CONTRO GLI “INCHINI” EDUCAZIONE E FERMEZZA

17/06/2016

Ci sono tanti modi per essere servi di due padroni e purtroppo, pare, che questo giochino venga usato spesso e volentieri non solo in politica e nelle attività collegate ad interessi più o meno puliti ma, quello che più scoccia e che avvilisce i cuori dei normali cittadini, che venga usato anche nelle funzioni religiose con le madonne, i canti nelle processioni e nelle piccole icone che si trovano lungo le strade o in località presidiate da personaggi poco trasparenti e dotati di capacità pericolose e offensive della coscienza, della civiltà e della serenità popolare.

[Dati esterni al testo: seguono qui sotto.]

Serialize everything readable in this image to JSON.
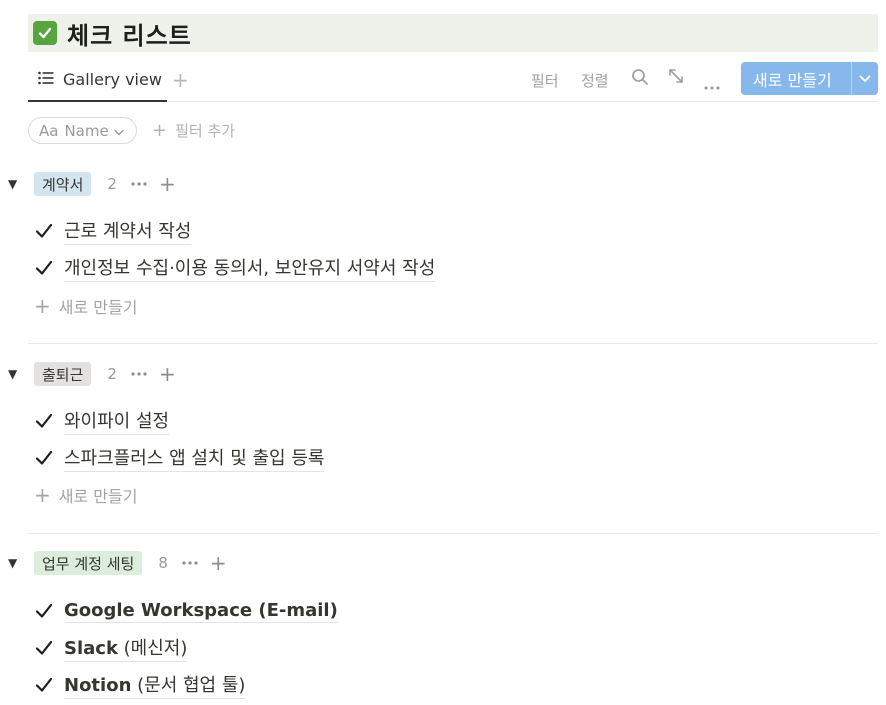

Il Papa, o meglio i Papi, si sono espressi in modo molto chiaro, energico, appassionato perché sia i fedeli che i pastori delle anime, non si prestino ad atteggiamenti equivoci e ispirati mafiosamente. Ma, per ora, con riscontri poco efficaci.
Nei giorni passati, per l’ennesima volta, durante una processione si sono fatti degli inchini e fermate poco cristiane, poco evangeliche e indecorose. Con qualche “smorfia” in più, non solo dei fedeli ma anche dei Pastori. A Livardi, diocesi di Nola, don Fernando ha abbandonato la processione della Madonna del Rosario, quando ha intuito che un gruppo di fedeli aveva deciso di fermare la statua della Madonna, e rivolgerla verso l’abitazione di una certa famiglia, nota alle forze dell’ordine, “in quanto parte attiva in quello scellerato sistema di malaffare e ingiustizia chiamato camorra”.

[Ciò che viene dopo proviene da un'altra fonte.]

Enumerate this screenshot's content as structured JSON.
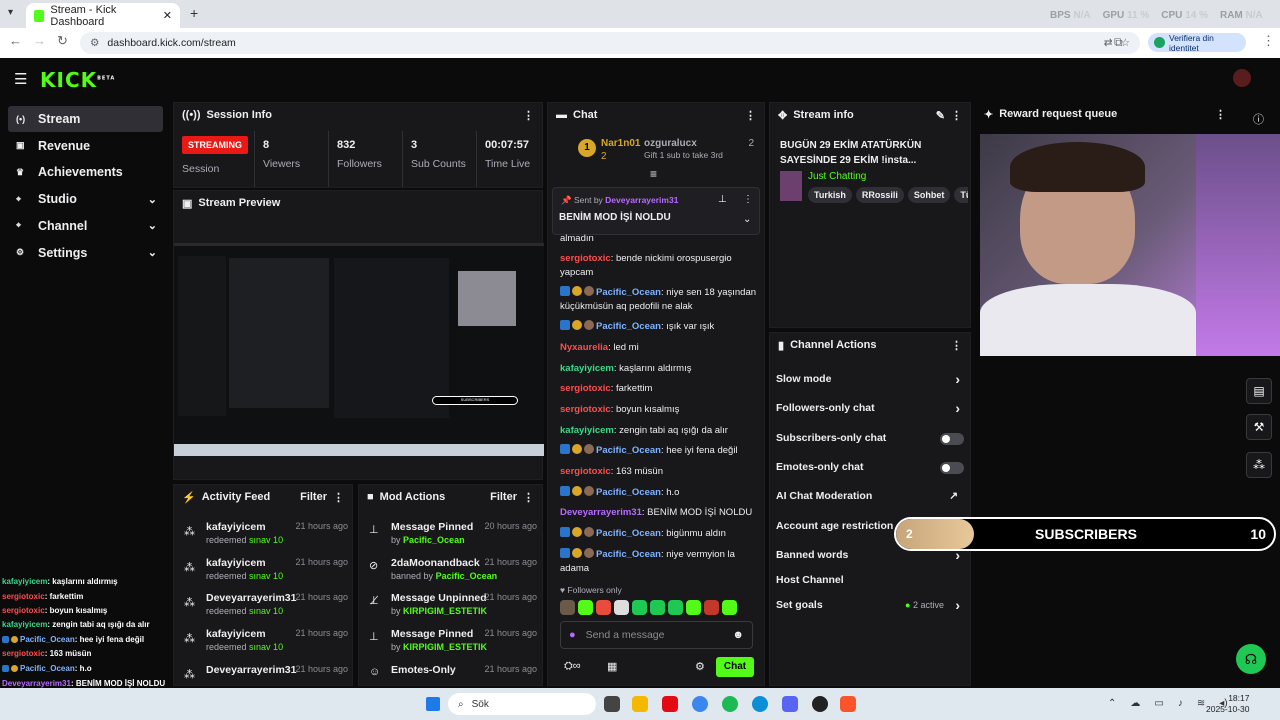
{
  "browser": {
    "tab_title": "Stream - Kick Dashboard",
    "url": "dashboard.kick.com/stream",
    "verify_label": "Verifiera din identitet",
    "hw": [
      {
        "label": "BPS",
        "val": "N/A"
      },
      {
        "label": "GPU",
        "val": "11 %"
      },
      {
        "label": "CPU",
        "val": "14 %"
      },
      {
        "label": "RAM",
        "val": "N/A"
      }
    ]
  },
  "logo": "KICK",
  "logo_beta": "BETA",
  "sidebar": [
    {
      "label": "Stream",
      "icon": "stream-icon",
      "active": true
    },
    {
      "label": "Revenue",
      "icon": "revenue-icon"
    },
    {
      "label": "Achievements",
      "icon": "trophy-icon"
    },
    {
      "label": "Studio",
      "icon": "studio-icon",
      "chev": true
    },
    {
      "label": "Channel",
      "icon": "channel-icon",
      "chev": true
    },
    {
      "label": "Settings",
      "icon": "gear-icon",
      "chev": true
    }
  ],
  "session": {
    "title": "Session Info",
    "status": "STREAMING",
    "status_label": "Session",
    "stats": [
      {
        "n": "8",
        "l": "Viewers"
      },
      {
        "n": "832",
        "l": "Followers"
      },
      {
        "n": "3",
        "l": "Sub Counts"
      },
      {
        "n": "00:07:57",
        "l": "Time Live"
      }
    ]
  },
  "preview": {
    "title": "Stream Preview",
    "subscribers_label": "SUBSCRIBERS"
  },
  "activity": {
    "title": "Activity Feed",
    "filter": "Filter",
    "items": [
      {
        "name": "kafayiyicem",
        "sub": "redeemed",
        "reward": "sınav 10",
        "time": "21 hours ago"
      },
      {
        "name": "kafayiyicem",
        "sub": "redeemed",
        "reward": "sınav 10",
        "time": "21 hours ago"
      },
      {
        "name": "Deveyarrayerim31",
        "sub": "redeemed",
        "reward": "sınav 10",
        "time": "21 hours ago"
      },
      {
        "name": "kafayiyicem",
        "sub": "redeemed",
        "reward": "sınav 10",
        "time": "21 hours ago"
      },
      {
        "name": "Deveyarrayerim31",
        "sub": "",
        "reward": "",
        "time": "21 hours ago"
      }
    ]
  },
  "mod": {
    "title": "Mod Actions",
    "filter": "Filter",
    "items": [
      {
        "name": "Message Pinned",
        "by": "by",
        "who": "Pacific_Ocean",
        "time": "20 hours ago",
        "icon": "pin-icon"
      },
      {
        "name": "2daMoonandback",
        "by": "banned by",
        "who": "Pacific_Ocean",
        "time": "21 hours ago",
        "icon": "ban-icon"
      },
      {
        "name": "Message Unpinned",
        "by": "by",
        "who": "KIRPIGIM_ESTETIK",
        "time": "21 hours ago",
        "icon": "unpin-icon"
      },
      {
        "name": "Message Pinned",
        "by": "by",
        "who": "KIRPIGIM_ESTETIK",
        "time": "21 hours ago",
        "icon": "pin-icon"
      },
      {
        "name": "Emotes-Only",
        "by": "",
        "who": "",
        "time": "21 hours ago",
        "icon": "emote-icon"
      }
    ]
  },
  "chat": {
    "title": "Chat",
    "top": [
      {
        "name": "Nar1n01",
        "n": "2"
      },
      {
        "name": "ozguralucx",
        "n": "2",
        "note": "Gift 1 sub to take 3rd"
      }
    ],
    "pinned": {
      "sent_by": "Sent by",
      "who": "Deveyarrayerim31",
      "msg": "BENİM MOD İŞİ NOLDU"
    },
    "partial_top": "almadın",
    "lines": [
      {
        "u": "sergiotoxic",
        "c": "red",
        "t": "bende nickimi orospusergio yapcam"
      },
      {
        "u": "Pacific_Ocean",
        "c": "blu",
        "b": true,
        "t": "niye sen 18 yaşından küçükmüsün aq pedofili ne alak"
      },
      {
        "u": "Pacific_Ocean",
        "c": "blu",
        "b": true,
        "t": "ışık var ışık"
      },
      {
        "u": "Nyxaurelia",
        "c": "red",
        "t": "led mi"
      },
      {
        "u": "kafayiyicem",
        "c": "grn",
        "t": "kaşlarını aldırmış"
      },
      {
        "u": "sergiotoxic",
        "c": "red",
        "t": "farkettim"
      },
      {
        "u": "sergiotoxic",
        "c": "red",
        "t": "boyun kısalmış"
      },
      {
        "u": "kafayiyicem",
        "c": "grn",
        "t": "zengin tabi aq ışığı da alır"
      },
      {
        "u": "Pacific_Ocean",
        "c": "blu",
        "b": true,
        "t": "hee iyi fena değil"
      },
      {
        "u": "sergiotoxic",
        "c": "red",
        "t": "163 müsün"
      },
      {
        "u": "Pacific_Ocean",
        "c": "blu",
        "b": true,
        "t": "h.o"
      },
      {
        "u": "Deveyarrayerim31",
        "c": "pur",
        "t": "BENİM MOD İŞİ NOLDU"
      },
      {
        "u": "Pacific_Ocean",
        "c": "blu",
        "b": true,
        "t": "bigünmu aldın"
      },
      {
        "u": "Pacific_Ocean",
        "c": "blu",
        "b": true,
        "t": "niye vermyion la adama"
      }
    ],
    "followers_only": "Followers only",
    "placeholder": "Send a message",
    "send": "Chat"
  },
  "stream_info": {
    "title": "Stream info",
    "headline": "BUGÜN 29 EKİM ATATÜRKÜN SAYESİNDE 29 EKİM !insta...",
    "category": "Just Chatting",
    "tags": [
      "Turkish",
      "RRossili",
      "Sohbet",
      "Türk"
    ]
  },
  "actions": {
    "title": "Channel Actions",
    "items": [
      "Slow mode",
      "Followers-only chat",
      "Subscribers-only chat",
      "Emotes-only chat",
      "AI Chat Moderation",
      "Account age restriction",
      "Banned words",
      "Host Channel",
      "Set goals"
    ],
    "goals_active": "2 active"
  },
  "reward": {
    "title": "Reward request queue"
  },
  "sub_bar": {
    "current": "2",
    "label": "SUBSCRIBERS",
    "target": "10",
    "progress": 0.2
  },
  "overlay": [
    {
      "u": "kafayiyicem",
      "c": "#39d98a",
      "t": ": kaşlarını aldırmış"
    },
    {
      "u": "sergiotoxic",
      "c": "#ff4d4d",
      "t": ": farkettim"
    },
    {
      "u": "sergiotoxic",
      "c": "#ff4d4d",
      "t": ": boyun kısalmış"
    },
    {
      "u": "kafayiyicem",
      "c": "#39d98a",
      "t": ": zengin tabi aq ışığı da alır"
    },
    {
      "u": "Pacific_Ocean",
      "c": "#7fb3ff",
      "t": ": hee iyi fena değil"
    },
    {
      "u": "sergiotoxic",
      "c": "#ff4d4d",
      "t": ": 163 müsün"
    },
    {
      "u": "Pacific_Ocean",
      "c": "#7fb3ff",
      "t": ": h.o"
    },
    {
      "u": "Deveyarrayerim31",
      "c": "#b86bff",
      "t": ": BENİM MOD İŞİ NOLDU"
    },
    {
      "u": "Pacific_Ocean",
      "c": "#7fb3ff",
      "t": ": bigünmu aldın"
    },
    {
      "u": "Pacific_Ocean",
      "c": "#7fb3ff",
      "t": ": niye vermyion la adama"
    }
  ],
  "taskbar": {
    "search": "Sök",
    "time": "18:17",
    "date": "2025-10-30"
  }
}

A Corleone, invece, il carro di San Giovanni Evangelista si è fermato davanti all’abitazione di Ninetta Bagarella, moglie del capomafia Totò Riina e sorella di Leoluca. È scoppiata la solita polemica, aperta dal Sindaco, irritato perché, secondo lui, ogni gesto che avviene in certe località si trasforma immediatamente in omaggio, inchino, sosta ingiustificata ai boss, soprattutto quando trattasi dei Riina.
Comunque, il motivo del mio disagio non è solo questo, ma la “finta” superficialità con la quale il parroco ha descritto e spiegato il fatto. “È vero che la sosta non era prevista ma è stata obbligata, perché altrimenti si correva il rischio di investire la gente, e anche perché in quella località ci sono parecchi malati e anziani devoti, tanto devoti di san Giovanni Evangelista”.
I due Vescovi, sia quello di Nola che quello di Monreale, sono intervenuti, il primo lodando don Fernando: “Ribadisco il mio sostegno e la mia preghiera per i parroci della diocesi che quotidianamente si trovano a fronteggiare l’arroganza di quanti credono di poter disporre della chiesa, quasi fossero depositari della fede”.
E l’Arcivescovo di Monreale, invece, con tristezza ha dovuto ribadire ancora una volta che su episodi del genere non intende transigere e ha nominato addirittura “una commissione d’inchiesta”. Questi segnali esternamente piccoli e quasi insignificanti, nascondono un fenomeno del quale parliamo e discutiamo da sempre, ma che non ha trovato ancora una convergenza energica, autentica e costante di tutte le forze politiche, sociali, religiose. E io, come sempre, parto da molto lontano: dalla scuola e dalla catechesi infantile.